Gross anatomical and histological examination of colon tumor/cancer and its progression to lung metastasis.

(A) The mouse liver and lungs, showing distant colon metastasis. (B) Percentage success of lung metastasis. (C) Number of metastatic foci/mice. (D) Mouse liver showing no tumor metastasis. (E) Lungs showing metastasis foci. Scale bar = 50 μM.

**p < 0.01.

Figure 5.

Immunocytochemical analysis using anti-HLA-ABC antibody to validate the human origin of the colon tumors and metastatic foci.

(A) Immunohistochemical analysis showing colon tumor development in submucosa. (B) Immunohistochemical analysis showing no metastasis in liver. (C) Immunohistochemical analysis showing lung metastasis. Scale bar = 50 μM.

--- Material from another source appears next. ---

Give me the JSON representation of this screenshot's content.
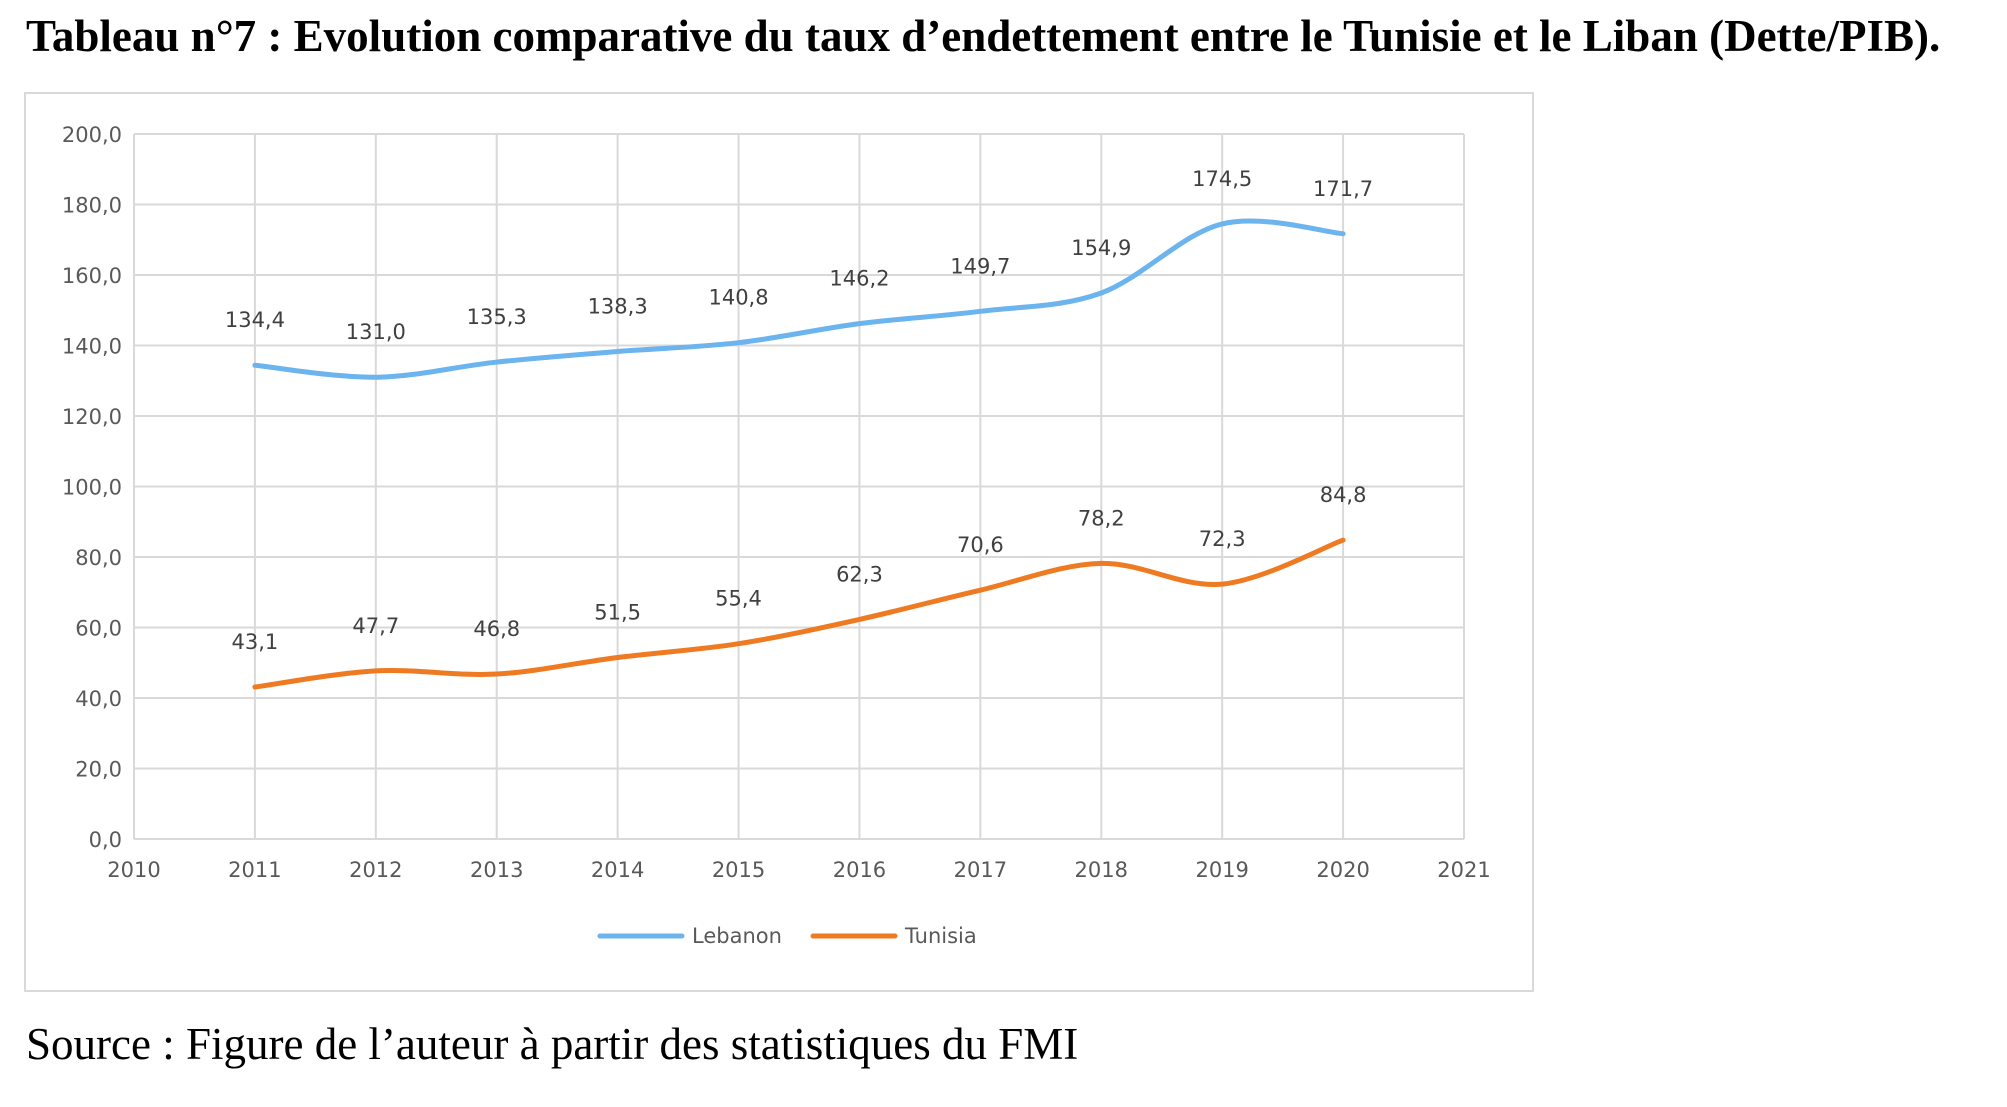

The data suggest that the authors have established a noninvasive orthotopic CRC mouse model with metastasis to the lungs that is based on colonoscopic technique using Rag-1KO mice. Importantly, this model offers multiple advantages over the currently used orthotopic model of CRC metastasis: first, the current model does not require surgery, hence mice mortality is significantly lower as compared with the orthotopic model of cecal implantation; second, the current model offers a higher success rate (~75% tumor take rate) and is fast (3–5 weeks for cancer metastasis); third, the current model offers the opportunity for CRC development in its natural site of the colonic mucosal and the opportunity for longitudinal monitoring of the tumor growth and progression; finally, the current model offers an advantage over other murine models of CRC progression in providing exclusive metastatic dissemination to the mouse lung. This new colonoscopy-based model of CRC progression and metastasis has the potential for lung metastasis. This CRC model could be used to study genes of interest and for preclinical testing of new therapeutic agents, especially for lung metastasis, as well as a test model for the development of new diagnostic and surgical imaging agents [22,23].

Future perspective

This study highlights the experimental procedure of CRC development within the natural site of mice colon and its progression to lung metastasis. This model may serve as a suitable platform for the preclinical testing of drugs and imaging techniques to refine cytoreductive surgery. Considering the success of this model with Rag-1KO mice, we anticipate that this model can be easily recapitulated to the syngeneic model of CRC, which in turn can offer the possibilities of studying the dynamics of immune deregulations during CRC progression as well as therapies that are aimed at testing checkpoint inhibitors. The described model may also improve preclinical studies aimed at CRC metastasis to the lung and personalized therapeutic and imaging regimens.